Pemerintah menetapkan regulasi baru yang memangkas potongan komisi platform aplikator ojek daring menjadi maksimal 8 persen melalui Peraturan Presiden Nomor 27 Tahun 2026. Regulasi ini membuat mitra pengemudi berhak menerima 92 persen dari pendapatan total setiap perjalanan.
Kebijakan perlindungan pekerja transportasi online tersebut dinilai sebagai langkah nyata dalam menerapkan kedaulatan ekonomi rakyat. Kebijakan ini dilansir dari Media Indonesia pada Rabu (20/5/2026).
Sekretaris Jenderal Advokasi Rakyat untuk Nusantara (ARUN), Bungas T. Fernando Duling menilai momentum ini menjadi titik balik bagi kesejahteraan pekerja sektor informal. Menurutnya, langkah ini menjadi bukti kehadiran negara dalam melindungi hajat hidup masyarakat di tengah digitalisasi ekonomi.
"Di tengah suasana Hari Kebangkitan Nasional ini, kita melihat sebuah 'fajar baru' bagi para pekerja transportasi online. Kebijakan Presiden Prabowo Subianto ini adalah bukti sahih bahwa komitmen pemerintah tidak hanya berhenti pada jargon, tetapi betul-betul hadir dalam semangat pemberdayaan pendapatan rakyat. Ini adalah kebangkitan bagi jutaan driver ojol untuk meraih kesejahteraan yang lebih adil," ujar Bungas T. Fernando Duling, Sekretaris Jenderal Advokasi Rakyat untuk Nusantara (ARUN).
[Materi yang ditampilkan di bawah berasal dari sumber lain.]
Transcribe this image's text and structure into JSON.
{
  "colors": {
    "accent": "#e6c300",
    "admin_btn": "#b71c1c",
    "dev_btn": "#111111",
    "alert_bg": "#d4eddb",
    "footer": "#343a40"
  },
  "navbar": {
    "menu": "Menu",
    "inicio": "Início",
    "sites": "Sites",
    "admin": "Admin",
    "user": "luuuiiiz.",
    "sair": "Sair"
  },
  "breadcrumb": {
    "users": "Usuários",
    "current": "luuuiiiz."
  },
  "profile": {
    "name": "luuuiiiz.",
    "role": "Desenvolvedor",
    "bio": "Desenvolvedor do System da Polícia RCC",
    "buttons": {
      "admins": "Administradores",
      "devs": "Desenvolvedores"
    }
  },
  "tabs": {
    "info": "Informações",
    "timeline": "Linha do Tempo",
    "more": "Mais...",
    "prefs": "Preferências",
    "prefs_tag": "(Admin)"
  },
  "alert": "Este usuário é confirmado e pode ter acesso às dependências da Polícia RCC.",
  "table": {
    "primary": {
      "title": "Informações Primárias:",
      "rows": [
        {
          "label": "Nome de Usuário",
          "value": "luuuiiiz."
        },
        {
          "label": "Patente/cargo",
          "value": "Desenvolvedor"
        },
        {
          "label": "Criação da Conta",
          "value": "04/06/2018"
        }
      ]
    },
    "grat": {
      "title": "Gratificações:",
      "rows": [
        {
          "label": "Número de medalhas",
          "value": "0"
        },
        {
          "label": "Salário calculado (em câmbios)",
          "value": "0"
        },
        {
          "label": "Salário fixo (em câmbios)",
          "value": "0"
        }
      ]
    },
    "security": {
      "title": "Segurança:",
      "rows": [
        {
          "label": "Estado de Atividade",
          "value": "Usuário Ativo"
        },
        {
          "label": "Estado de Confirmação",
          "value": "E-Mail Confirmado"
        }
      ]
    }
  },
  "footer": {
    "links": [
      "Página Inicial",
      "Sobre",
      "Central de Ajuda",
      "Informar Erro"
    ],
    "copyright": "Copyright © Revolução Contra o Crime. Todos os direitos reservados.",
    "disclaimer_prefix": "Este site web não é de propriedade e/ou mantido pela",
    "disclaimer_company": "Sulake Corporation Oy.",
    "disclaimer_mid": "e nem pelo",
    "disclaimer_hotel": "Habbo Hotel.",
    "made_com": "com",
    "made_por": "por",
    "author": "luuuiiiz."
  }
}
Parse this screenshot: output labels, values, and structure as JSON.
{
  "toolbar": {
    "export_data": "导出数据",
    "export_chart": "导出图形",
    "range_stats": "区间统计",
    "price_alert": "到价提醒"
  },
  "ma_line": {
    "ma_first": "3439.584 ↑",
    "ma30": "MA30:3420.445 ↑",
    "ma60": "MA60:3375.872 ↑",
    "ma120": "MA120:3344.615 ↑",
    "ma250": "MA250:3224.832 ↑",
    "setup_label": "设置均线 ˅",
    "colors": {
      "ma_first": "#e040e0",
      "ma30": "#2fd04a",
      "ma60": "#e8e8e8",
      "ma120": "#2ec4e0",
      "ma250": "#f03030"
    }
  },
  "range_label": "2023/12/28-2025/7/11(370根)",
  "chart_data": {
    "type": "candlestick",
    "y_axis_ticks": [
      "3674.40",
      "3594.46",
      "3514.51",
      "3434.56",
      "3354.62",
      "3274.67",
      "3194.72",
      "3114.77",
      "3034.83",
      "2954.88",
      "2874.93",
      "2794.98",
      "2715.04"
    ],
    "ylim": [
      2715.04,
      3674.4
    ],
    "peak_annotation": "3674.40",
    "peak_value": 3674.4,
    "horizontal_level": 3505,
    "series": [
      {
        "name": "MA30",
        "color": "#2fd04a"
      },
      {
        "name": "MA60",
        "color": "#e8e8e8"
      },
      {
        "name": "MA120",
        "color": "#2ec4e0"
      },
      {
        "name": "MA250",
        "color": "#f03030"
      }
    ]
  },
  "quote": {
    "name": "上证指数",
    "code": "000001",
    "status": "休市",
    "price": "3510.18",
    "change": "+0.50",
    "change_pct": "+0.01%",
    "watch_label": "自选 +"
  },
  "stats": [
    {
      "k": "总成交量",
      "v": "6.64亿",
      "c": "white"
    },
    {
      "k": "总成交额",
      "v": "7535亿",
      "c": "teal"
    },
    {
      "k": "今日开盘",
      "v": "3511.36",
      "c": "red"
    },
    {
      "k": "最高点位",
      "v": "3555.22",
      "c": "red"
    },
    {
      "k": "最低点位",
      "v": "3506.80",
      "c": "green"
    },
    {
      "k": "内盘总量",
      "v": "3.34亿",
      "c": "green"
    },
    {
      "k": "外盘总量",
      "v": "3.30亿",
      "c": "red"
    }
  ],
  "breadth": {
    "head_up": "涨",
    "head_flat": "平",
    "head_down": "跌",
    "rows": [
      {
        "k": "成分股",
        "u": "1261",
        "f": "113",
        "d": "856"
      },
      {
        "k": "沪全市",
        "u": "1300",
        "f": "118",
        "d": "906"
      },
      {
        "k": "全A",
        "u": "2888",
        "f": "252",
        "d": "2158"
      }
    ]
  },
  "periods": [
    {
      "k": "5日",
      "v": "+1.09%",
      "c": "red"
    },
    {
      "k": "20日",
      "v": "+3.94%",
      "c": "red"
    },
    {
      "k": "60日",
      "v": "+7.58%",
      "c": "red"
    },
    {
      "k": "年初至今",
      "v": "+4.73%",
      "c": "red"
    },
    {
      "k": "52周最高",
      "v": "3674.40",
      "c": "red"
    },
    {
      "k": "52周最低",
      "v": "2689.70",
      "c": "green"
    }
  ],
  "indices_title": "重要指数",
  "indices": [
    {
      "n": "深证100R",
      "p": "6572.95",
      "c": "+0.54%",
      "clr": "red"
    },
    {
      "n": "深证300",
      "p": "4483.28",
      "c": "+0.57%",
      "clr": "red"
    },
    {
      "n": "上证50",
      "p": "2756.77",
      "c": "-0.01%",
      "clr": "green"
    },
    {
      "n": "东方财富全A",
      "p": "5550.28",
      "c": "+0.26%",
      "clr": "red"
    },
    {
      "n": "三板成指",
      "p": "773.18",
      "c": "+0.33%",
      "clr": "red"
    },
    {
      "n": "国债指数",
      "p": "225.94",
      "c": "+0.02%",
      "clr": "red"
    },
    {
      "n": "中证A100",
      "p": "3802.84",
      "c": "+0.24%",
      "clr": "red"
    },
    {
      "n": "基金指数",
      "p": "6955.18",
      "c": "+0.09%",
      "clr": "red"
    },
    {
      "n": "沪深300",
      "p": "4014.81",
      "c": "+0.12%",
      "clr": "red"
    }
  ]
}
Intervensi negara terhadap bisnis transportasi daring ini dinilai erat kaitannya dengan filosofi Pasal 33 Undang-Undang Dasar 1945. Sektor ini telah menjadi cabang produksi penting yang menguasai hajat hidup orang banyak sehingga asas kekeluargaan harus diutamakan di atas kepentingan korporasi.
"Ketika negara memastikan driver mengantongi 92% pendapatan, di situlah amanat Pasal 33 UUD 1945 benar-benar dijalankan. Ini adalah semangat gotong royong dan asas kekeluargaan yang nyata. Kita bangkit dari sistem digital yang selama ini timpang menuju ekosistem yang lebih manusiawi dan berkeadilan sosial," tegas Bungas T. Fernando Duling, Sekretaris Jenderal Advokasi Rakyat untuk Nusantara (ARUN).
Pihak ARUN juga mengapresiasi manajemen Gojek yang langsung merespons dan menjalankan mandat peraturan presiden tersebut. Kepatuhan aplikator lokal ini dinilai mencerminkan semangat nasionalisme ekonomi tanpa memberikan beban tambahan kepada konsumen reguler.
Meski demikian, pengawasan secara konsisten tetap diperlukan untuk memastikan implementasi aturan baru ini berjalan lancar. ARUN berkomitmen mengawal integrasi jaminan sosial seperti BPJS Kesehatan dan Ketenagakerjaan bagi para pengemudi ojek daring.
"Semangat kebangkitan nasional adalah semangat untuk berdaulat secara ekonomi. Dengan berjalannya sistem yang lebih adil ini, kita sedang meletakkan batu pertama bagi kemandirian ekonomi rakyat kecil. ARUN akan terus berdiri di garda terdepan untuk memastikan negara selalu hadir bagi mereka yang bekerja di jalanan," pungkas Bungas T. Fernando Duling, Sekretaris Jenderal Advokasi Rakyat untuk Nusantara (ARUN).
Di sisi lain, Komisi V DPR RI juga tengah memperjuangkan payung hukum tetap untuk perlindungan ojek daring melalui revisi UU LLAJ. Sementara itu, pihak GoTo menyatakan masih melakukan pengkajian mendalam untuk memahami detail implikasi serta penyesuaian yang diperlukan terhadap kebijakan baru tersebut.